A la luz de lo anterior, se confirma que la relación bilateral con la Unión Americana ha sido compleja, ambivalente y ajena al matiz partidista. La hegemonía que ejerce ese país sobre la región no depende en absoluto de la ideología política que se erija en Washington, pues ésta obedece a condiciones estructurales más que coyunturales.
El Gobierno mexicano tendrá que negociar a partir de las coincidencias, despejando las diferencias, y conducir la relación por la vía institucional, con respeto a los principios de política exterior marcados en nuestra Constitución.
En ese mismo sentido, el presidente Andrés Manuel López Obrador, prudentemente, ha rehusado emitir cualquier pronunciamiento en relación con el triunfo de un candidato a la presidencia estadounidense u otro, hasta en tanto el proceso no concluya de manera oficial.
Para la oposición, esto representa un error estratégico, bajo la creencia de que, de acceder al poder el aspirante demócrata, se ensañaría contra el Gobierno mexicano, por no haber concedido un reconocimiento inmediato; cuestión enteramente falaz y carente de sustento.

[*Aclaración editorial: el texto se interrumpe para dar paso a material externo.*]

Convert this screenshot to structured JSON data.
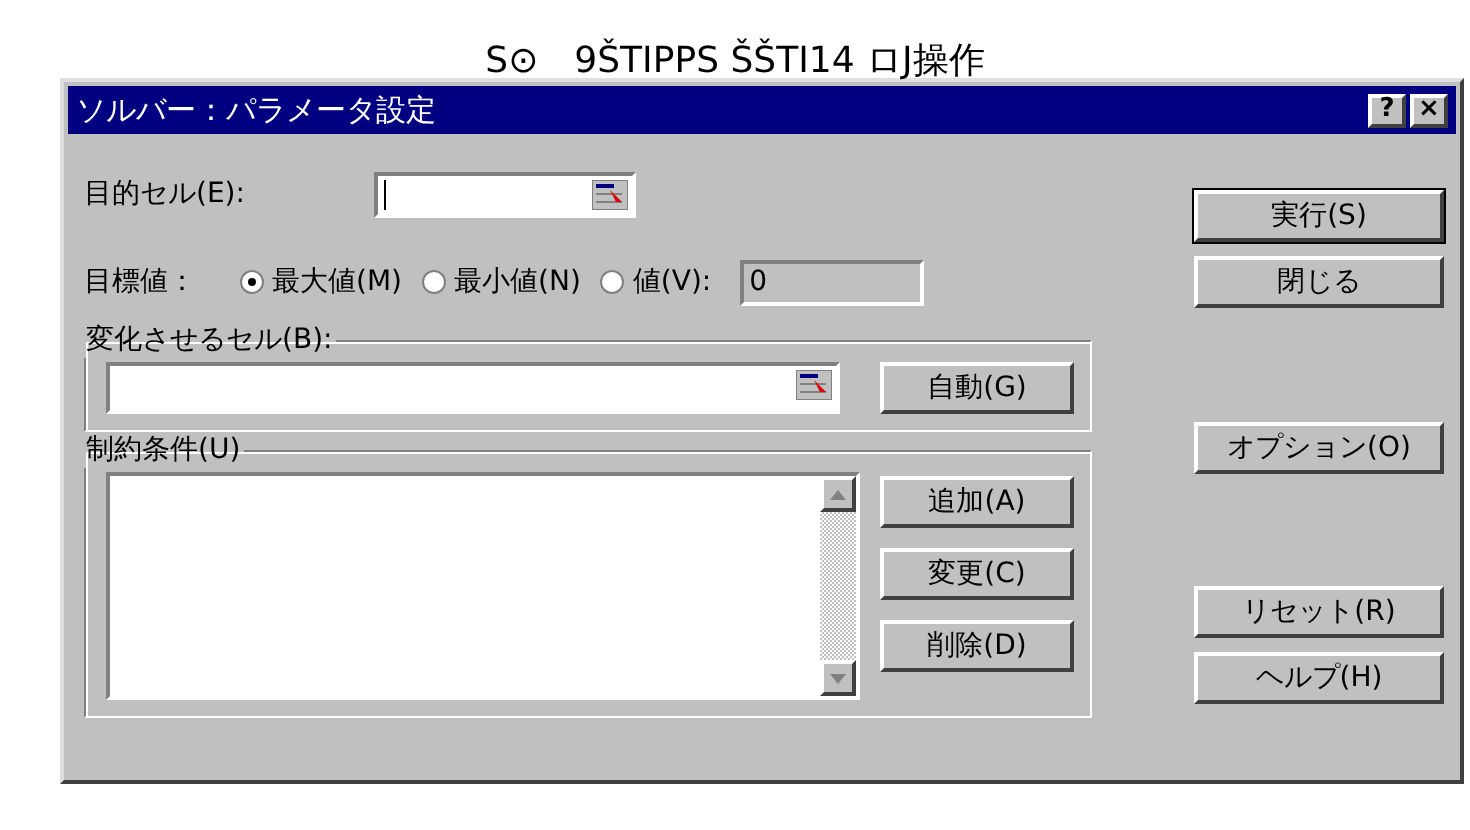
{
  "caption": "S⊙　9ŠTIPPS ŠŠTI14 ロJ操作",
  "window": {
    "title": "ソルバー：パラメータ設定",
    "title_buttons": [
      "?",
      "×"
    ]
  },
  "target_cell": {
    "label": "目的セル(E):"
  },
  "goal": {
    "label": "目標値：",
    "options": [
      {
        "label": "最大値(M)",
        "selected": true
      },
      {
        "label": "最小値(N)",
        "selected": false
      },
      {
        "label": "値(V):",
        "selected": false
      }
    ],
    "value": "0"
  },
  "changing_cells": {
    "label": "変化させるセル(B):",
    "button": "自動(G)"
  },
  "constraints": {
    "label": "制約条件(U)",
    "buttons": [
      "追加(A)",
      "変更(C)",
      "削除(D)"
    ]
  },
  "side_buttons": [
    [
      "実行(S)",
      "閉じる"
    ],
    [
      "オプション(O)"
    ],
    [
      "リセット(R)",
      "ヘルプ(H)"
    ]
  ]
}
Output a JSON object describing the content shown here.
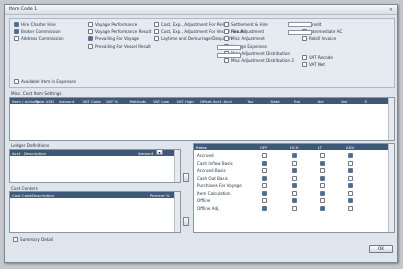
{
  "window": {
    "title": "Item Code 1",
    "close_glyph": "×"
  },
  "options": {
    "col1": [
      "Hire Charter Hire",
      "Broker Commission",
      "Address Commission"
    ],
    "col2": [
      "Voyage Performance",
      "Voyage Performance Result",
      "Prevailing For Voyage",
      "Prevailing For Vessel Result"
    ],
    "col3": [
      "Cost, Exp., Adjustment For Period",
      "Cost, Exp., Adjustment For Vessel Results",
      "Laytime and Demurrage/Despatch"
    ],
    "col4": [
      "Settlement & Hire",
      "Hire Adjustment",
      "Misc Adjustment",
      "Voyage Expenses",
      "Misc Adjustment Distribution",
      "Misc Adjustment Distribution 2"
    ],
    "col5": [
      "Credit",
      "Intermediate AC",
      "Rebill Invoice",
      "VAT Recode",
      "VAT Net"
    ],
    "available": "Available item in Expenses"
  },
  "main_grid": {
    "title": "Misc. Cost Item Settings",
    "columns": [
      "Item / Activity",
      "Rate USD",
      "Amount",
      "VAT Code",
      "VAT %",
      "Methods",
      "VAT Low",
      "VAT High",
      "Offset Acct",
      "Acct",
      "Tax",
      "Date",
      "Est",
      "Act",
      "Var",
      "S"
    ]
  },
  "ledger": {
    "title": "Ledger Definitions",
    "columns": [
      "Acct",
      "Description",
      "Amount"
    ],
    "dropdown_glyph": "▾"
  },
  "cost_centers": {
    "title": "Cost Centers",
    "columns": [
      "Cost Code",
      "Description",
      "Percent %"
    ]
  },
  "right_table": {
    "columns": [
      "Rates",
      "OFF",
      "HCH",
      "LT",
      "ADV"
    ],
    "rows": [
      {
        "name": "Accrued",
        "checks": [
          false,
          true,
          false,
          true
        ]
      },
      {
        "name": "Cash Inflow Basis",
        "checks": [
          true,
          false,
          true,
          false
        ]
      },
      {
        "name": "Accrued Basis",
        "checks": [
          false,
          true,
          false,
          true
        ]
      },
      {
        "name": "Cash Out Basis",
        "checks": [
          true,
          false,
          true,
          false
        ]
      },
      {
        "name": "Purchases For Voyage",
        "checks": [
          false,
          true,
          false,
          true
        ]
      },
      {
        "name": "Item Calculation",
        "checks": [
          true,
          false,
          true,
          false
        ]
      },
      {
        "name": "Offline",
        "checks": [
          false,
          true,
          false,
          true
        ]
      },
      {
        "name": "Offline Adj.",
        "checks": [
          true,
          false,
          true,
          false
        ]
      }
    ]
  },
  "footer": {
    "summary_label": "Summary Detail",
    "ok_label": "OK"
  }
}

A lo que sí se debe prestar atención es a la robusta agenda bilateral en la que se encuentran imbricados ambos gobiernos, la cual no se suspenderá, con independencia del partido que ocupe la Casa Blanca los próximos cuatro años, y la que, de antemano, sabemos que contempla cuando menos cuatro puntos relevantes: energía, narcotráfico, migración y libre comercio.
Y algo que tampoco se puede soslayar es que, de arribar el candidato demócrata a la silla presidencial estadounidense, se pueden esperar ciertas diferencias, como el énfasis que se daría al tema del uso y la implementación de las energías limpias en nuestro país, así como lo concerniente al narcotráfico, sobre todo en este momento coyuntural en que altos funcionarios mexicanos de administraciones pasadas están siendo procesados en los Estados Unidos, acusados de colusión con la delincuencia organizada.
Por otro lado, en el tema migratorio se podrían retomar las propuestas que quedaron suspendidas en la agenda demócrata a partir de la transición, y respecto a las relaciones comerciales se apostaría a la exigencia del cumplimiento cabal del T-MEC, sobre todo en lo concerniente a la inspección laboral y sindical, aspectos que ya había anticipado el ala demócrata en los debates correspondientes.
El tópico de la salud pública también ocuparía un espacio relevante en las relaciones bilaterales. En la coyuntura, los aspectos sanitarios están trastocando transversalmente la cuestión de flujos migratorios, temas laborales, turísticos y, por supuesto, lo relacionado con inversiones directas e indirectas.
La manera de gestionar la crisis sanitaria ha sido uno de los puntos de mayor crítica que ha recibido el actual presidente estadounidense, por lo que, de llegar el candidato demócrata a la Casa Blanca, sería esperable un cambio radical en este sentido.
Así, sin anticiparse a los hechos, el Gobierno mexicano estará ocupado en depurar las estrategias diplomáticas para fomentar el intercambio para el desarrollo, el diálogo y la cooperación; aspectos que han sido piedras angulares en la construcción de las relaciones con los Estados Unidos.